July 24, 2009
I was getting caught up on the blogs yesterday and came across Christie’s story of her mother’s battle to get adequate care during her recent struggle with cancer (with an update here). I defy anyone to read that first post and afterward claim that our health care system doesn’t need a massive overhaul.
I think there’s more to it than that, though; I think perhaps it’s a story that indicates the need for a sea change in society, not just in the health care industry.

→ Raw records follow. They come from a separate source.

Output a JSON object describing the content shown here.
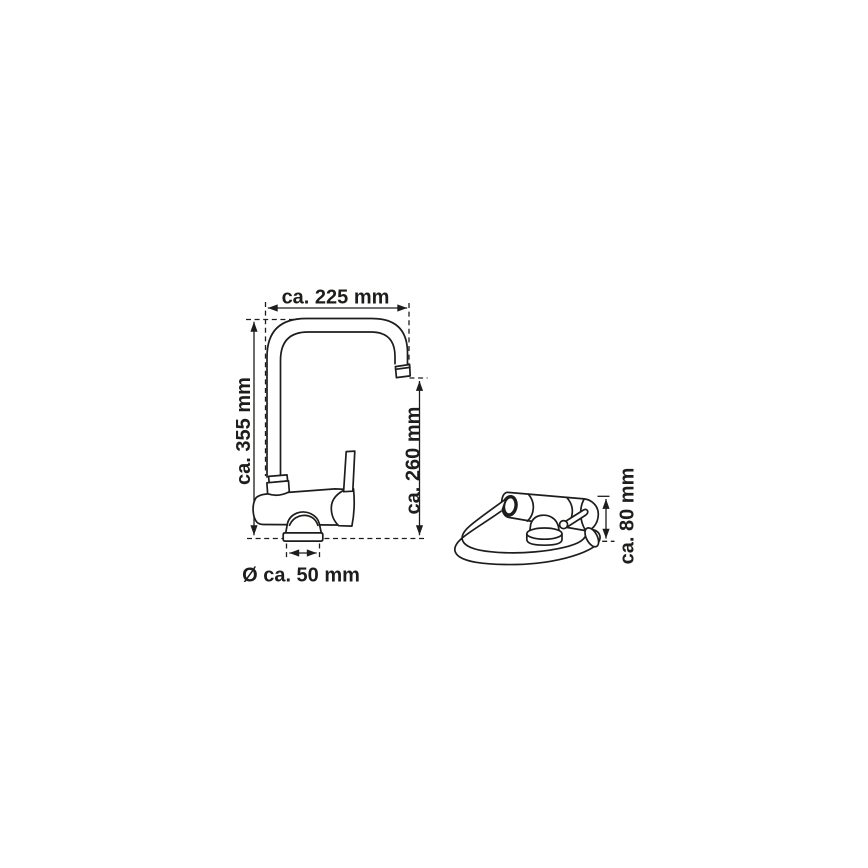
{
  "colors": {
    "background": "#ffffff",
    "line": "#1d1d1b"
  },
  "drawing": {
    "kind": "faucet-technical-dimension-drawing",
    "views": {
      "side": {
        "description_name": "side-view"
      },
      "folded": {
        "description_name": "folded-view"
      }
    }
  },
  "dimensions": {
    "spout_reach": {
      "label": "ca. 225 mm",
      "value_mm": 225,
      "orientation": "horizontal"
    },
    "total_height": {
      "label": "ca. 355 mm",
      "value_mm": 355,
      "orientation": "vertical"
    },
    "outlet_height": {
      "label": "ca. 260 mm",
      "value_mm": 260,
      "orientation": "vertical"
    },
    "base_diameter": {
      "label": "Ø ca. 50 mm",
      "value_mm": 50,
      "orientation": "horizontal"
    },
    "folded_height": {
      "label": "ca. 80 mm",
      "value_mm": 80,
      "orientation": "vertical"
    }
  }
}
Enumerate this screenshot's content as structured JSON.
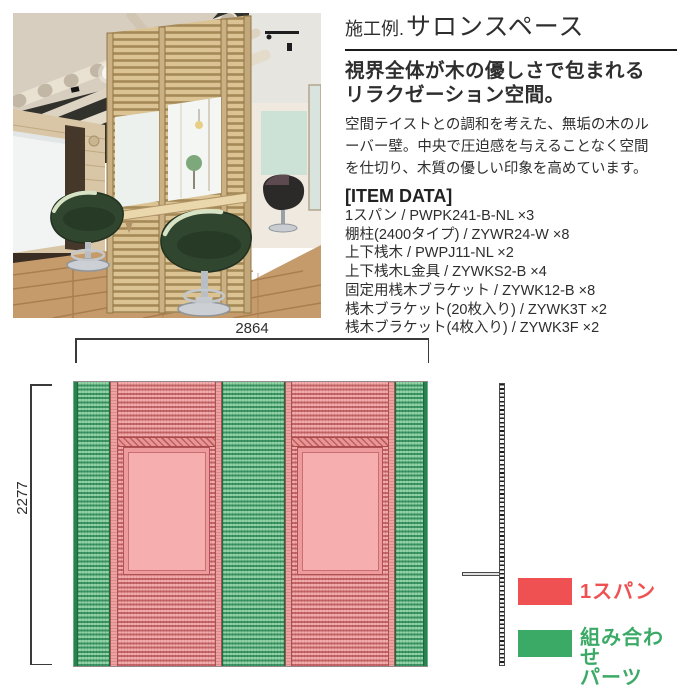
{
  "header": {
    "title_prefix": "施工例.",
    "title": "サロンスペース",
    "subtitle_lines": [
      "視界全体が木の優しさで包まれる",
      "リラクゼーション空間。"
    ],
    "description_lines": [
      "空間テイストとの調和を考えた、無垢の木のル",
      "ーバー壁。中央で圧迫感を与えることなく空間",
      "を仕切り、木質の優しい印象を高めています。"
    ]
  },
  "item_data": {
    "heading": "[ITEM DATA]",
    "items": [
      "1スパン / PWPK241-B-NL ×3",
      "棚柱(2400タイプ) / ZYWR24-W ×8",
      "上下桟木 / PWPJ11-NL ×2",
      "上下桟木L金具 / ZYWKS2-B ×4",
      "固定用桟木ブラケット / ZYWK12-B ×8",
      "桟木ブラケット(20枚入り) / ZYWK3T ×2",
      "桟木ブラケット(4枚入り) / ZYWK3F ×2"
    ]
  },
  "diagram": {
    "width_label": "2864",
    "height_label": "2277",
    "legend": [
      {
        "label": "1スパン",
        "color": "#ef5153"
      },
      {
        "label": "組み合わせパーツ",
        "line1": "組み合わせ",
        "line2": "パーツ",
        "color": "#3caa67"
      }
    ],
    "panel_colors": {
      "span_red": "#ef5153",
      "combo_green": "#3caa67",
      "stripe_light_green": "#90d4a6",
      "stripe_dark_green": "#3c9565",
      "stripe_light_red": "#f5abab",
      "stripe_dark_red": "#c56567",
      "window_pink": "#f6aeaf"
    }
  },
  "photo": {
    "description": "salon-interior-photo"
  }
}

It’s a story the likes of which I’ve heard before, not to that extreme, but there are certainly similar elements: a woman of a certain age (or older) is not taken seriously when she complains of severe pain, and after entirely too much time goes by, it’s finally determined that the source of the pain is metastatic cancer. (Obviously such experiences, at least insofar as one’s pain not being taken seriously goes, are not limited to older women suffering from cancer, but like I said, I’ve heard that particular tale all too often.) It comes back to what I would argue is one of the essential elements of feminism (or perhaps even progressivism in general): trusting women’s (or poor people’s, or People of Color’s, or Queer people’s, etc.) experiences, and their perceptions thereof. There seems to be a paternalistic mindset here: “I know better than you what you’re going through, and I am going to trust that knowledge over your assertions.” What causes such a mindset? Perhaps more importantly: what can we do to change it?
July 23, 2009
I don’t want to go on the cart!
Various circumstances decreed that I take a summer break from blogging, but I hope to be back next month. (Though, of course, now that I’ve typed that, I’ve found something I want to link to later today…) I’d like to do some more profiles of banned/challenged books, so in the meantime: any suggestions?